Preceptorschap overbrugt de kloof tussen het klaslokaal en de klinische omgeving waar de verpleegkunde wordt uitgeoefend. Aan de University of Pittsburgh School of Nursing worden preceptor-ervaringen gebruikt in cursussen op senior-niveau om de student voor te bereiden op de rol van afgestudeerde verpleegkundige.
Preceptoring omvat drie personen: de preceptor, de student en het lid van de faculteit. Elke rol heeft de volgende verantwoordelijkheden:
Preceptor
De preceptor is een ervaren gediplomeerd verpleegkundige die enthousiast is over het verpleegkundig beroep en de wens heeft om les te geven. Een preceptor bereidt studenten voor met behulp van een verscheidenheid aan vaardigheden. Het modelleren van professionele interacties op de verpleegunit, het demonstreren van verpleegkundige handelingen en het geven van tijdige en passende feedback aan de student zijn manieren om deze rol te vervullen.
De preceptor creëert een omgeving die bevorderlijk is voor het leren en bepaalt passende patiëntenzorgopdrachten voor studenten.
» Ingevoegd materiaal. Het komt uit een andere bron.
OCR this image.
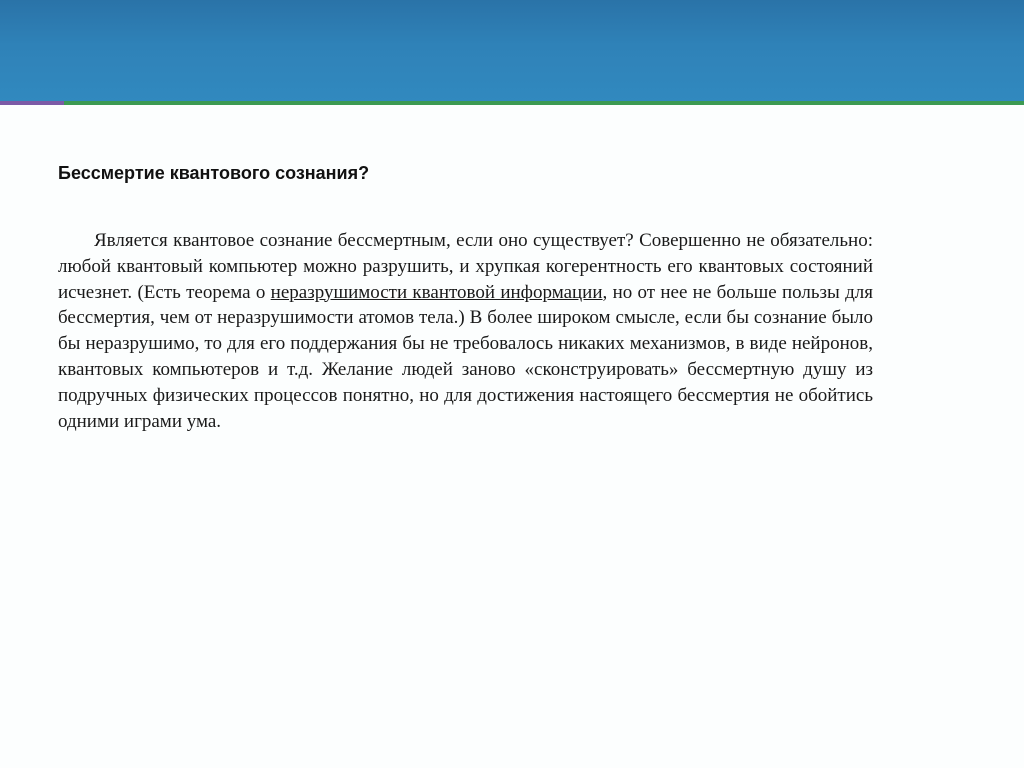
Бессмертие квантового сознания?

Является квантовое сознание бессмертным, если оно существует? Совершенно не обязательно: любой квантовый компьютер можно разрушить, и хрупкая когерентность его квантовых состояний исчезнет. (Есть теорема о неразрушимости квантовой информации, но от нее не больше пользы для бессмертия, чем от неразрушимости атомов тела.) В более широком смысле, если бы сознание было бы неразрушимо, то для его поддержания бы не требовалось никаких механизмов, в виде нейронов, квантовых компьютеров и т.д. Желание людей заново «сконструировать» бессмертную душу из подручных физических процессов понятно, но для достижения настоящего бессмертия не обойтись одними играми ума.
Daartoe beoordeelt de preceptor de leerbehoeften van de student en bepaalt samen met hem/haar de doelen en leerresultaten. De kennis van de preceptor over de klinische omgeving en de patiëntenpopulatie helpt de student relevante en haalbare doelen en resultaten te kiezen.
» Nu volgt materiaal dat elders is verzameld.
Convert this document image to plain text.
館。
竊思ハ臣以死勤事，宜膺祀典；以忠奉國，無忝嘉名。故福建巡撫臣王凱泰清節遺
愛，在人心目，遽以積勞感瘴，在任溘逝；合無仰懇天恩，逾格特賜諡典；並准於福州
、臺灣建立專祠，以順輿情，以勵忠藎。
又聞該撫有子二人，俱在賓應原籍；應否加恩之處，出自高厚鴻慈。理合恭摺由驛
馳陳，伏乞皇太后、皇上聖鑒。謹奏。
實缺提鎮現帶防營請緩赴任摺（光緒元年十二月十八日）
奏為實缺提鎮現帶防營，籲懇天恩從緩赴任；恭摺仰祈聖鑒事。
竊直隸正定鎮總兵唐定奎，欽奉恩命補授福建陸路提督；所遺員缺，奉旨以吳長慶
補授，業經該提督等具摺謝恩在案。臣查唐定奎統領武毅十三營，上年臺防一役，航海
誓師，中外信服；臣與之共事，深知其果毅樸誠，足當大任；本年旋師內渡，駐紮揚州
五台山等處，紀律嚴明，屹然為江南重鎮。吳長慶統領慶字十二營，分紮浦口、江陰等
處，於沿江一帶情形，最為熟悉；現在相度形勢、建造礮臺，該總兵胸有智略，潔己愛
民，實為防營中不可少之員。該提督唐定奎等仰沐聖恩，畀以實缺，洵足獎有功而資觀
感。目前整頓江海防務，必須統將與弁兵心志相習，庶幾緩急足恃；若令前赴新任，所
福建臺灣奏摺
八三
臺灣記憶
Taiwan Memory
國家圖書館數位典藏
Communicatie tussen preceptor en student, en preceptor en faculteit is van vitaal belang. “Hardop denken” helpt de student om te zien hoe de deskundige verpleegkundige problemen oplost of de zorg individualiseert. De waarnemer geeft de student op tijd eerlijke en respectvolle feedback, zowel positieve als negatieve. De communicatie met de faculteit omvat een voortdurende beoordeling van de vorderingen van de student en de algehele ervaring. De preceptor neemt contact op met de faculteit bij eventuele zorgen.
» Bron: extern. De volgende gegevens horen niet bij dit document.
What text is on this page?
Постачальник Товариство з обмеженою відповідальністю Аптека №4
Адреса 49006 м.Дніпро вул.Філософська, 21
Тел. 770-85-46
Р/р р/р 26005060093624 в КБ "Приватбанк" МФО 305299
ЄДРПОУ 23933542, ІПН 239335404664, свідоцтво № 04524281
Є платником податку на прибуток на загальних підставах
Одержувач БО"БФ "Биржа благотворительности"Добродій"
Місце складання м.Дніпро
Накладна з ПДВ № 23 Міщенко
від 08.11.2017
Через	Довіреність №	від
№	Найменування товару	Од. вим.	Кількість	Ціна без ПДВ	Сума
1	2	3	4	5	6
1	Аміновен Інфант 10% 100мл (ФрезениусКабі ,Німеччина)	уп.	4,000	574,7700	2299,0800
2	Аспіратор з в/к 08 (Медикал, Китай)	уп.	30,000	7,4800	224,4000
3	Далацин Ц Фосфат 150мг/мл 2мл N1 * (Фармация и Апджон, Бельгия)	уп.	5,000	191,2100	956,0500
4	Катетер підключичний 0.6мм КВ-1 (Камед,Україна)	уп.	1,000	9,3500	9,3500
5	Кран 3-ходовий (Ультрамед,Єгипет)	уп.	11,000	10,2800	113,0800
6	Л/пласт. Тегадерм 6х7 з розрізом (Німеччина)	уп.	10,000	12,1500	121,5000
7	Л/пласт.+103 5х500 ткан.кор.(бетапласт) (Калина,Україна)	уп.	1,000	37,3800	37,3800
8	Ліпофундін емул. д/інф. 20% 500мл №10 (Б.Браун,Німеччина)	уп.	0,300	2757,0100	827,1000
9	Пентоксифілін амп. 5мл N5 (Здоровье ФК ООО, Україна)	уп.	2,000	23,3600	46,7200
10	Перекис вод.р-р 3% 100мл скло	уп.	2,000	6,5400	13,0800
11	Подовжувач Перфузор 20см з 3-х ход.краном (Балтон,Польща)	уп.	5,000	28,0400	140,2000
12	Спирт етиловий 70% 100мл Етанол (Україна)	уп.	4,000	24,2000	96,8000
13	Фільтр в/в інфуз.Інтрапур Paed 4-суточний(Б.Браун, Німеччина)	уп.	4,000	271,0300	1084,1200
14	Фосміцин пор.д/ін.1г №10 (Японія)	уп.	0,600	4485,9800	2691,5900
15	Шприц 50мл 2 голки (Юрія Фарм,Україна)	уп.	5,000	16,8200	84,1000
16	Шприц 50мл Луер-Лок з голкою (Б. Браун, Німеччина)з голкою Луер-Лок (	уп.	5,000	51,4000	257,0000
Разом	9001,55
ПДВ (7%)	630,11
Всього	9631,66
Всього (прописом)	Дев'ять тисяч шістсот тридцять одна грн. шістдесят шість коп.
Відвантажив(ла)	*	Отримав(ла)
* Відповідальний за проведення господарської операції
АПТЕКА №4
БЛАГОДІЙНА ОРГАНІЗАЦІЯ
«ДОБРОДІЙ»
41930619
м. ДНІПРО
Preceptoren beoordelen het vermogen van de student om klinische opdrachten te beheren en blijft zich bewust van situaties waarin studenten direct toezicht op meer complexe verpleegkundige handelingen nodig hebben. De preceptor valideert ook de voltooide opdrachten van de studenten. Aan het einde van het semester valideert de preceptor het vermogen van de student om te voldoen aan de cursusresultaten.
Faculteit
Het faculteitslid is een liaison tussen de preceptor, student en klinische site. De faculteit oriënteert de preceptor op de cursus en de verwachtingen, aangevuld met cursusoverzichten, schriftelijke doelstellingen en andere cursus-specifieke formulieren.
De rol van de faculteit is ook faciliterend en goede communicatievaardigheden zijn essentieel. De faculteit initieert de relatie tussen preceptor en student en zet de toon voor de ervaring. Omdat de faculteit ook verantwoordelijk is voor de evaluatie van de student, is tweerichtingscommunicatie tussen zowel de preceptor als de student van vitaal belang. De faculteit staat ter beschikking van de student en de preceptor via persoonlijke of telefonische conferenties. Aan het begin van de cursus geeft de faculteit de contactinformatie van de preceptor en samen bepalen ze de beste manier om te communiceren.
Student
De student begrijpt de doelstellingen en leerresultaten van de cursus. Naast de doelstellingen van de cursus, schrijft de student zijn eigen leerdoelen voor de klinische tijd. De student zoekt naar mogelijkheden om te leren en erkent de rijkdom aan informatie die beschikbaar is over het klinische gebied. De student komt voorbereid op elke dag, en kleedt zich professioneel. De student vraagt hulp aan de preceptor als dat nodig is en vraagt om feedback.
Voor cursus specifieke verantwoordelijkheden zie NUR 1128 of NUR 1134.